Quem dera se ela tivesse me batido, acho que eu preferia ter apanhado.
- Eu ouvi uns barulhos. - Ela disse. - Os mesmos barulhos de quando a mamãe traz aqueles amigos dela. Eu não gosto de ouvir isso.
- A música, lembra? É só escutar música.
- Verdade, não lembrei. - Sorriu inocentemente.
- Vou ao banheiro. - Falei.
Sai do meu quarto e quando olhei para o andar debaixo, mamãe estava conversando com aquele homem mau, vi quando ele entregou dinheiro pra ela, e não era pouco. Por que será que ele estava dando dinheiro para a minha mãe? Geralmente as pessoas não dão dinheiro umas pras outras, assim do nada. Ele saiu de casa e a mamãe fechou a porta, corri para o banheiro, com medo dela me ver.
(...)
No dia seguinte, uma sexta - feira eu estava super feliz. Eu amava as sextas, porque era dia de ir pra casa do papai, e o final de semana era quando eu tinha paz, quando ninguém me machucava, quando eu conseguia ser criança.
A campainha tocou e logo corremos pra sala. Mamãe já tinha aberto a porta.
- Papai! - Falamos May e eu em uníssono.
Corremos para abraçá-lo e pulamos no colo dele, que nos encheu de beijos, era tão bom receber carinho.
- Como vocês estão, minhas princesas?
- Bem! - May respondeu.
- Podemos ir logo? - Perguntei.
- Claro, vamos.
Ele pegou as nossas mochilas e fomos até o carro. Nos colocou sentadas nos bancos, colocou o cinto na gente e logo sentou no banco do motorista. Papai nos fez várias perguntas sobre a escola, como havia sido nossa semana, etc.
Assim que entramos na casa dele, May e eu fomos direto pra cama dele, que era de casal, e começamos a pular, como adorávamos fazer.
- Estão com fome? - Perguntou.
- Acho que tem um buraco no meu estômago de tanta fome. - Disse minha irmã.
- Não sei porque eu ainda pergunto. Vou preparar algo para vocês.
Papai fez torrada pra gente e comemos como se não comêssemos nada há anos. Como já estava ficando tarde, ficamos em casa mesmo, vimos filme, montamos quebra-cabeça, jogamos jogo da memória e uno, e fizemos muita bagunça, papai participava de tudo.
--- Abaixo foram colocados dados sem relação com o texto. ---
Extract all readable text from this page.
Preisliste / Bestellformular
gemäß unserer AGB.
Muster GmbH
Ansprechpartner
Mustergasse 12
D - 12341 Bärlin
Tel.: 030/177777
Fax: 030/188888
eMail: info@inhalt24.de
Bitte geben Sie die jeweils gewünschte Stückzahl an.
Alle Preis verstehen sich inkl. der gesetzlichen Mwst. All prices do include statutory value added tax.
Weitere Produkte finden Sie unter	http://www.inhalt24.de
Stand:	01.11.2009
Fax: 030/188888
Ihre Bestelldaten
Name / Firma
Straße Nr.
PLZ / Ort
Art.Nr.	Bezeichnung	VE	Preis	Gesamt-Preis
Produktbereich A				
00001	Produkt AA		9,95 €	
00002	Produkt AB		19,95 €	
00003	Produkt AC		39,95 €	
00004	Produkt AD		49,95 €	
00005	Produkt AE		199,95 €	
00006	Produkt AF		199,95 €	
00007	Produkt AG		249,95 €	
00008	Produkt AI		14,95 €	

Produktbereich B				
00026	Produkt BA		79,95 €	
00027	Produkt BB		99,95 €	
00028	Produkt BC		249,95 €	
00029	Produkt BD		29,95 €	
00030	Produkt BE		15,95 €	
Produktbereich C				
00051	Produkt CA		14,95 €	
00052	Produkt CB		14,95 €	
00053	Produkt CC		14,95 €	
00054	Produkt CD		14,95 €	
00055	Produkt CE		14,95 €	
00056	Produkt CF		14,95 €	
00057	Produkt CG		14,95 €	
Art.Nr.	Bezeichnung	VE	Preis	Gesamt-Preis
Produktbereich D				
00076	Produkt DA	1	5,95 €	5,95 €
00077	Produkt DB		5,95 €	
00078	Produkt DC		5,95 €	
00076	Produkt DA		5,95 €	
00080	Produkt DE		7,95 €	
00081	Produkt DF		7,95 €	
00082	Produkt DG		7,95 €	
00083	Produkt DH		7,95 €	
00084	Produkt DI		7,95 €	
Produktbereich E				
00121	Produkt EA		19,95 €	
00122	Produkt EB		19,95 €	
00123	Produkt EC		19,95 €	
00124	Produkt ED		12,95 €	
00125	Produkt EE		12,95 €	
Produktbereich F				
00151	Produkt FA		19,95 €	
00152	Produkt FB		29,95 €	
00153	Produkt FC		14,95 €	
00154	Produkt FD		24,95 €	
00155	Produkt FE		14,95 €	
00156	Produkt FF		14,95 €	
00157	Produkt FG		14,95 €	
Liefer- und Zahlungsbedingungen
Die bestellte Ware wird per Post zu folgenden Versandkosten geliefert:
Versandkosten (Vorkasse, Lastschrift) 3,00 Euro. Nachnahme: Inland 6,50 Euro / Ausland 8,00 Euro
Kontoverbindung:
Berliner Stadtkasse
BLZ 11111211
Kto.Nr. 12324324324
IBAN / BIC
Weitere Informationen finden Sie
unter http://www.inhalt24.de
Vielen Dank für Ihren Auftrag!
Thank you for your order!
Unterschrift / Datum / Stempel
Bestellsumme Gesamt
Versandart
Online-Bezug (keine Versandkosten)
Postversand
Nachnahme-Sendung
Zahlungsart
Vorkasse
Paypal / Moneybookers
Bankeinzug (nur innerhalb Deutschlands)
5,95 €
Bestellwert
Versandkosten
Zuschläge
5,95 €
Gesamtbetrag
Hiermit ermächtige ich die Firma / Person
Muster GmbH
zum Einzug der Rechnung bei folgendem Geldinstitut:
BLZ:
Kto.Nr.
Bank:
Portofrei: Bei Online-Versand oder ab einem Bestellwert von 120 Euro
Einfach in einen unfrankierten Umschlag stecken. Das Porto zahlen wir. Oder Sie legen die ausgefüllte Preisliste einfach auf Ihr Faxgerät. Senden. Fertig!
E depois jantamos uma comida deliciosa, que papai havia feito.
- Bom, agora partiu banho, e depois é cama, já está ficando tarde.
Eu gelei quando papai falou a palavra "banho", pois diferente da mamãe, ele costumava dar banho na gente e isso me causou um certo medo, pois minha região íntima estava machucada e eu não queria que ele visse.
- Pode dar banho na May, eu tomo banho sozinha depois.
- Sozinha? - Estranhou.
Acenei a cabeça positivamente.
- Tudo bem, vamos lá baixinha.
Se virou de costas para minha irmã, que subiu nas costas dele e saiu rindo com papai. Deitei na cama e fiquei escutando os dois conversando e rindo no banheiro. Fechei os olhos e imaginei mamãe fazendo o mesmo na gente. Deve ser tão legal ter uma mãe boazinha.
Os dois saíram do banheiro e papai secou minha irmã enquanto os dois conversavam, sorri ao ver minha irmã tão feliz, e eu a entendia, pois eu também sempre ficava feliz quando estava com papai.
- Filha, agora vá tomar banho. - Ele disse. - Tem certeza que não precisa de ajuda?
- Aham.
Peguei minha toalha e fui até o banheiro. Tirei minha roupa, liguei o chuveiro e comecei a tomar banho. Me esfreguei com muita velocidade para tirar toda aquela sujeira de mim, mas não saia, eu ainda me sentia suja, imunda…
Lembrei do dia anterior e comecei a chorar muito, eu não queria voltar pra casa, eu não queria.